156. St. Petersburg State Museum of Theater and Music

The St. Petersburg State Museum of Theater and Music sits next door to the Alexandrinksy Theater at the southeast corner of Ostrovsky Square. The exhibits inside cover the history of opera, ballet, and the dramatic arts in St. Petersburg since the early 18th century, with an emphasis on the 19th and early 20th centuries. Costumes, set designs and props, playbills and other artwork, and videos tell the stories of the theaters and artists that have made the performing arts scene in St. Petersburg so rich over the centuries (this is the cultural capital of Russia, after all).

The museum is moderate in size and scope, and could be seen in about an hour if you only visit the main exhibition hall. However, I spent approximately two hours there because I visited all the areas in the museum, each one with a separate ticket:
1) A special exhibit about the poet, playwright, and actor Vladimir Mayakovsky. He was a snappy dresser, and I enjoyed the collection of outfits on display.

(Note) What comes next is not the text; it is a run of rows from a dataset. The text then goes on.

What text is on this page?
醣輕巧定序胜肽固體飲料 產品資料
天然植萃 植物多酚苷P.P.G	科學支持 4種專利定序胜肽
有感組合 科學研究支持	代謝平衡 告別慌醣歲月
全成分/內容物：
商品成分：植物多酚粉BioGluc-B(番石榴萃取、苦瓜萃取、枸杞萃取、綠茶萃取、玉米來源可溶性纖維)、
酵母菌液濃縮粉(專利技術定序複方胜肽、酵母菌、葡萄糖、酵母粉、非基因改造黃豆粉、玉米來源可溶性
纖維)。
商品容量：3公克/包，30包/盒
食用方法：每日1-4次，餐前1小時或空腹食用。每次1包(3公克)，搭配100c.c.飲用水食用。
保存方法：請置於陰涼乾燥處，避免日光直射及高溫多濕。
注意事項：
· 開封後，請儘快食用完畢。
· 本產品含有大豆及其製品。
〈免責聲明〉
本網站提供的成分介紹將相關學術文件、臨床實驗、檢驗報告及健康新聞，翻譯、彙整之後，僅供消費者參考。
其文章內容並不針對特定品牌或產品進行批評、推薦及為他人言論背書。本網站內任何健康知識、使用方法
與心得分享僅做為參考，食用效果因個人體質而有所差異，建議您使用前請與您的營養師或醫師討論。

My favorite part here was the photographs of life around town in the first two decades of the twentieth century.
2) A behind-the-scenes (literally - the exhibit was behind a stage) look at scenery, props, costumes, and mechanical sound effects contraptions. This was followed by a room that had models of various historical European theaters.
3) The permanent exhibition, which included photographs, posters, objects, and a few interactive displays that reviewed the history of performing arts in St. Petersburg, with a particular emphasis on the culture of opera and ballet culture.

One of the museum staff members "adopted" me and gave me a private tour for a couple hours. I don't think that is standard practice (no other visitors received a private tour while I was there), so perhaps she just thought it would be a fun diversion that day with a rare English-speaking tourist. I appeared to be the only visitor who bought tickets for every exhibit, so maybe she was excited that I was interested in everything there. She did not speak any English but was patient in her Russian explanations of the exhibits and I believe I understood most of what she told me. She was really excited about taking pictures of me (with my own cell phone). She prompted me to try on several of the hats in the museum costume exhibit, as well as pose in different ballet positions when we reached the room that discussed the life and art of St. Petersburg's most famous ballerina from a century ago, Anna Pavlova. The Vaganova Academy of Russian Ballet is literally next door to the museum, and if they had any talent scouts in the building, perhaps they'll call me soon!